Building for accessibility forced us to rethink what "working software" means. A feature that works 90% of the time is fine for a general user. For someone who depends on Haven because they have no alternative, 90% is not enough. ❤️

We learned that voice-first design is fundamentally different from voice-added design. Every assumption baked into a traditional UI like the fact that the user can see state, retry on failure, and read an error message, all has to be rebuilt from scratch for a fully voice-driven experience.

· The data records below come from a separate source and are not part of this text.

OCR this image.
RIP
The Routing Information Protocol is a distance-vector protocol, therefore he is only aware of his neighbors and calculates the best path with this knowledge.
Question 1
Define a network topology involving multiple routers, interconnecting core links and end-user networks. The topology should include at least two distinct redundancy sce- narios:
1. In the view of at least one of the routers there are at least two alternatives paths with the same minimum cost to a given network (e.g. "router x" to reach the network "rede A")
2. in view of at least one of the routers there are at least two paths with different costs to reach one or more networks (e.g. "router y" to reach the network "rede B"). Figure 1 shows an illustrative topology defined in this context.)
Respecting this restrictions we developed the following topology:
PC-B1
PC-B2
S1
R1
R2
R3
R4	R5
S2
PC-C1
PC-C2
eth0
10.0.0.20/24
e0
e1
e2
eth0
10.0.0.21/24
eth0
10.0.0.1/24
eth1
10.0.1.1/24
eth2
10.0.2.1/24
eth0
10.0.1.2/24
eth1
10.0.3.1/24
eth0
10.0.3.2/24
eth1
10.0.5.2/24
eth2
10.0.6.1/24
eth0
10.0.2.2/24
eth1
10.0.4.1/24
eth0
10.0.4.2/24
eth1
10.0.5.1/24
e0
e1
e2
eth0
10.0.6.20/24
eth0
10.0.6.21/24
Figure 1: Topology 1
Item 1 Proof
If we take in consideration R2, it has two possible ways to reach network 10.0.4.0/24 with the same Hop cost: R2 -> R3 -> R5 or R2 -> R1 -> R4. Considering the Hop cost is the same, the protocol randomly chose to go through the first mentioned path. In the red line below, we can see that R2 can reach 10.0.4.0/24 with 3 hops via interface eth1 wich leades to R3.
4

What's next for Haven: Your Voice, Our Priority 🔮

🌐 Broader Task Vocabulary: Expanding autonomous browser skills beyond purchasing, including essentials like booking medical appointments and navigating government portals, giving users genuine independence across the entire internet.
🏠 Deeper Smart Home Integration: Door locks, thermostats, security cameras, and alarm systems, these devices can all controllable by voice for users who cannot interact with physical controls or companion apps.
🛟 Personalized Emergency Playbooks: User-configured response plans per emergency type, different lights, different purchases, different alert scripts, tailored to each person's home, mobility level, and needs.
👨‍👩‍👧 Caregiver Dashboard: A real-time view for family members and caregivers showing what Haven has done, what alerts have fired, and what actions were taken, giving full accountability without removing user autonomy.